显然,其他线程中是取不到这个session的,他们也只能取到自己的ThreadLocalMap中的东西。要是session是多个线程共享使用的,那还不乱套了。
试想如果不用ThreadLocal怎么来实现呢?可能就要在action中创建session,然后把session一个个传到service和dao中,这可够麻烦的。或者可以自己定义一个静态的map,将当前thread作为key,创建的session作为值,put到map中,应该也行,这也是一般人的想法,但事实上,ThreadLocal的实现刚好相反,它是在每个线程中有一个map,而将ThreadLocal实例作为key,这样每个map中的项数很少,而且当线程销毁时相应的东西也一起销毁了,不知道除了这些还有什么其他的好处。
总之,ThreadLocal不是用来解决对象共享访问问题的,而主要是提供了保持对象的方法和避免参数传递的方便的对象访问方式。归纳了两点:
1。每个线程中都有一个自己的ThreadLocalMap类对象,可以将线程自己的对象保持到其中,各管各的,线程可以正确的访问到自己的对象。
2。将一个共用的ThreadLocal静态实例作为key,将不同对象的引用保存到不同线程的ThreadLocalMap中,然后在线程执行的各处通过这个静态ThreadLocal实例的get()方法取得自己线程保存的那个对象,避免了将这个对象作为参数传递的麻烦。

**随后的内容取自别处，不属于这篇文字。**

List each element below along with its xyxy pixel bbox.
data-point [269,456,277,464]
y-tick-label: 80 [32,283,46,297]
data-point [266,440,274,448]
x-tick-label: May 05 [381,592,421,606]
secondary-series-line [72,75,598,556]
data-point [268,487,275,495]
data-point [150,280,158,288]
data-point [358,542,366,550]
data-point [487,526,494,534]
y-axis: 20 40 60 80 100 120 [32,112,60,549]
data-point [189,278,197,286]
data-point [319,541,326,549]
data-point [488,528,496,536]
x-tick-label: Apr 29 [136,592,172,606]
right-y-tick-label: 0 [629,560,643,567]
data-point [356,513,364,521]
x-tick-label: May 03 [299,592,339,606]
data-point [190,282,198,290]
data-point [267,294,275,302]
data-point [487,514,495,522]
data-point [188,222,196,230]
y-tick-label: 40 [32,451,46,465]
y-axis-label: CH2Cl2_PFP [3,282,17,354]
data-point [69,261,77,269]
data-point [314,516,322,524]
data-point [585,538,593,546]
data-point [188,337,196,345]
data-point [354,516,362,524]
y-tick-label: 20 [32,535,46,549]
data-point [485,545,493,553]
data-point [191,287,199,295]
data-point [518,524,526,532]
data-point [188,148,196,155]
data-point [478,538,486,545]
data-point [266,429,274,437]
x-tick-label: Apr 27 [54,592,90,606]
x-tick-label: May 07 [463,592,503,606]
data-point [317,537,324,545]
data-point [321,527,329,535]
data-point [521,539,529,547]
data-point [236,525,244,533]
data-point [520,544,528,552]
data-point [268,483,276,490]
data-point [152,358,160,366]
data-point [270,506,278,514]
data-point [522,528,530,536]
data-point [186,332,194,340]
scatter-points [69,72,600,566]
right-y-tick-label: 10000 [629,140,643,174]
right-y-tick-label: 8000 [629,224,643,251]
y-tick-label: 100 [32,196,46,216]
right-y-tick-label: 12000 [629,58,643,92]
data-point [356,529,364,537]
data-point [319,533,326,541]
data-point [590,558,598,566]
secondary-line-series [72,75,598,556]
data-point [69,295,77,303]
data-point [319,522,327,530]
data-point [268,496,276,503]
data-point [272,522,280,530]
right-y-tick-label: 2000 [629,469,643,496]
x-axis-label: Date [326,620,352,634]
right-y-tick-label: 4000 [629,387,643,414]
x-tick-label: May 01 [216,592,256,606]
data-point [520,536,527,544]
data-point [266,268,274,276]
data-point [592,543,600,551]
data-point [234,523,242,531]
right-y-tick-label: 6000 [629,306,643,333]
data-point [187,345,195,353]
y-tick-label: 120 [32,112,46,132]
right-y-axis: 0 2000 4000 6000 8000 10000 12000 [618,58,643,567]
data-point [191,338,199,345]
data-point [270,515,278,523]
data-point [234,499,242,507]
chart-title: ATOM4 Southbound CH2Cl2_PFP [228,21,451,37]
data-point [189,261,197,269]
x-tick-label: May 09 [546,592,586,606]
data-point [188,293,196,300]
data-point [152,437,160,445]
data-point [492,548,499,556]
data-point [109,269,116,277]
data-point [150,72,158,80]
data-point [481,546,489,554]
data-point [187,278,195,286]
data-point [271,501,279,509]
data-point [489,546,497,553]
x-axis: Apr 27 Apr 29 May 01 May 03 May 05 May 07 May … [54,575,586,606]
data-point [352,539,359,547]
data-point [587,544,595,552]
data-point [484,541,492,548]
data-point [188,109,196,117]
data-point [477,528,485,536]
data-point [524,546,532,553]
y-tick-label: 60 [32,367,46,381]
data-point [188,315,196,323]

当然如果要把本来线程共享的对象通过ThreadLocal.set()放到线程中也可以,可以实现避免参数传递的访问方式,但是要注意get()到的是那同一个共享对象,并发访问问题要靠其他手段来解决。但一般来说线程共享的对象通过设置为某类的静态变量就可以实现方便的访问了,似乎没必要放到线程中。
ThreadLocal的应用场合,我觉得最适合的是按线程多实例(每个线程对应一个实例)的对象的访问,并且这个对象很多地方都要用到。
解决SimpleDateFormat的线程安全
类SimpleDateFormat 主要负责日期的转换与格式化,但在多线程的环境中,使用此类容易造成数据转换及处理的不准确,因为 SimpleDateFormat 类并不是线程安全的。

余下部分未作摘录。